Très cher frère,
Le voyage de notre tante Agathe m’offre enfin l’occasion de te donner de mes nouvelles. Je t’avoue que ce n’est pas de gaieté de cœur que je t’écris aujourd’hui. Tu me connais : je n’ai jamais eu l’habitude de tourner autour du pot. Depuis ton départ, je n’ai reçu aucune nouvelle de toi, et le temps me semble interminable. Pourtant, le simple fait de penser que cette lettre te parviendra apaise un peu mon chagrin. Une réponse rapide de ta part dissiperait sans doute mon envie de te passer un savon lorsque nous nous reverrons — n’oublie jamais que je suis ton frère aîné, et que, depuis la disparition de nos chers parents, je suis le seul à veiller sur toi, jusqu’à ce que Dieu me rappelle à Lui.
Mon très cher petit frère, j’espère de tout cœur que tu te portes bien et qu’aucun malheur ne t’est arrivé. Je ne vais pas m’attarder davantage sur le respect de la tradition familiale, ou plutôt, de la tradition ancestrale : cette tradition que nous partageons, que nous devons préserver, entretenir et transmettre à nos enfants, afin qu’ils la transmettent à leur tour. Je sais que l’on me reproche parfois mes vieilles manières, jugées trop rigides. Mais si personne n’entretient la flamme allumée par nos ancêtres, nous risquons de sombrer dans l’oubli.
D’ailleurs, c’est grâce à eux que nous sommes là aujourd’hui : il nous appartient donc de poursuivre la lignée. À trente-six ans, j’ai déjà cinq enfants, sans compter le troisième que nos aïeux ont rappelé auprès d’eux. Dieu merci, ma femme attend le prochain. Je me dis qu’il est temps pour toi aussi de songer à fonder une famille.
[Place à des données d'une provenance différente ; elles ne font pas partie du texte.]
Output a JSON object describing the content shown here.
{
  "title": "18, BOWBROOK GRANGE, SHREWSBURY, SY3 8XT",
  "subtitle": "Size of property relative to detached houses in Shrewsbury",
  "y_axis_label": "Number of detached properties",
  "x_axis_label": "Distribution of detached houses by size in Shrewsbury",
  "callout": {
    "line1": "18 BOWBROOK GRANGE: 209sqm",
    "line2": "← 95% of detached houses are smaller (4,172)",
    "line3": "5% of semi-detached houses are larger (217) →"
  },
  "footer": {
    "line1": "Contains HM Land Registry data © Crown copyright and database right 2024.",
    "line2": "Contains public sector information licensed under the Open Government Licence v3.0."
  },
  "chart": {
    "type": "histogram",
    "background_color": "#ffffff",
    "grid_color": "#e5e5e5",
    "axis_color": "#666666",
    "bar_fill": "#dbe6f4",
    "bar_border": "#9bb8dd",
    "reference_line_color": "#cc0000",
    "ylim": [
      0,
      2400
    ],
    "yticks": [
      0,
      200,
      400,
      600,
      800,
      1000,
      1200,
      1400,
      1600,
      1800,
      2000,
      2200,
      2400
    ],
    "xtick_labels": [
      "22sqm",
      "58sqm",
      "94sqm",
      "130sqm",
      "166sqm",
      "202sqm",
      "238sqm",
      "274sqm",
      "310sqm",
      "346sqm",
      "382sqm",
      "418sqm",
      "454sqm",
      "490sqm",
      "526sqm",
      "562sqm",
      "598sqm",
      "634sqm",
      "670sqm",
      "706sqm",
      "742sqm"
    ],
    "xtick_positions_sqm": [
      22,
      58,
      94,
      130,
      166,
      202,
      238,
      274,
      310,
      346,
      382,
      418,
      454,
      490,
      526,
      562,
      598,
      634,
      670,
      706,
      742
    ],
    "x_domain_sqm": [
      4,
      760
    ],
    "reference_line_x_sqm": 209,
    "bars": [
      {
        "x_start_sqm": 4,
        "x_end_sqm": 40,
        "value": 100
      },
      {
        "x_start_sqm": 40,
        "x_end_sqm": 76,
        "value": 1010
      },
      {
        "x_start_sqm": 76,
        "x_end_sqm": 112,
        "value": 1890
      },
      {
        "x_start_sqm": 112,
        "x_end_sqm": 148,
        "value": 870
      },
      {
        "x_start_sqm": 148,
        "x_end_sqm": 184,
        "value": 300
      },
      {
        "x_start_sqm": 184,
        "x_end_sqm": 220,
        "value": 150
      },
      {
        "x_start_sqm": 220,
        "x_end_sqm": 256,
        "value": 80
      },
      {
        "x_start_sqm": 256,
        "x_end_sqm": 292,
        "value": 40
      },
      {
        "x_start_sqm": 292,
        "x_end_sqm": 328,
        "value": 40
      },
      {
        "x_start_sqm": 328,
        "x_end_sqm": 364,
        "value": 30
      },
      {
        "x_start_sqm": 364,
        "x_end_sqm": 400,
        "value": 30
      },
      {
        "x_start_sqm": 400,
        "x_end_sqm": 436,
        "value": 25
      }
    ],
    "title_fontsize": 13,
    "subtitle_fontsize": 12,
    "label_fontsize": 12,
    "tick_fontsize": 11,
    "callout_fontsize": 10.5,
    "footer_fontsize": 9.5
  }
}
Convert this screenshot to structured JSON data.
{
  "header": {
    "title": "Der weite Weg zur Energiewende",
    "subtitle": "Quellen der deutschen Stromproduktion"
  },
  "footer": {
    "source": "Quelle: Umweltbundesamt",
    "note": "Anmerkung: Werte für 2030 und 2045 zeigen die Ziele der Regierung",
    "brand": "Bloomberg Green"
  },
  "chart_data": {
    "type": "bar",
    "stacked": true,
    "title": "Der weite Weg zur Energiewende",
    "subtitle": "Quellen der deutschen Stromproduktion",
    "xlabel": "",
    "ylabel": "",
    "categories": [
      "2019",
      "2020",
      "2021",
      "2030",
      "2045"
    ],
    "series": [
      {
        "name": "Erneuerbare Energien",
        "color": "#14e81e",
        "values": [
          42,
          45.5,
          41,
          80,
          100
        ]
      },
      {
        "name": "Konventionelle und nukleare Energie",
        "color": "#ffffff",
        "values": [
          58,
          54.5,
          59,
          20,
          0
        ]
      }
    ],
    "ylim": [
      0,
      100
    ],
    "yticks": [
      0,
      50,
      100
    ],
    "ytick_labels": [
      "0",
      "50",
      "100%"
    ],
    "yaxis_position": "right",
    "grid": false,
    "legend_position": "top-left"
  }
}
Il va sans dire que ta future épouse devrait être de chez nous : les gens de la grande ville ne m’inspirent guère confiance. J’ai donc pensé à la fille de Yatibingui, que tu connais bien. Certes, ce vieux bougre et moi avons eu quelques différends, mais tout cela est désormais derrière nous. Sa fille a maintenant plus de dix ans, elle va à l’école et, d’après ce qu’on en dit, c’est une excellente élève. Je garde un œil sur elle pour toi. Comme le dit le vieil adage, on récolte ce que l’on sème : je sème aujourd’hui pour que tu puisses récolter demain, et je suis convaincu que cette moisson sera bonne pour toi. Crois-moi, petit frère, ce que je sème n’est pas de l’ivraie, mais du bon grain. Donne-moi tout de même ton avis sur la question : je te promets d’en tenir compte.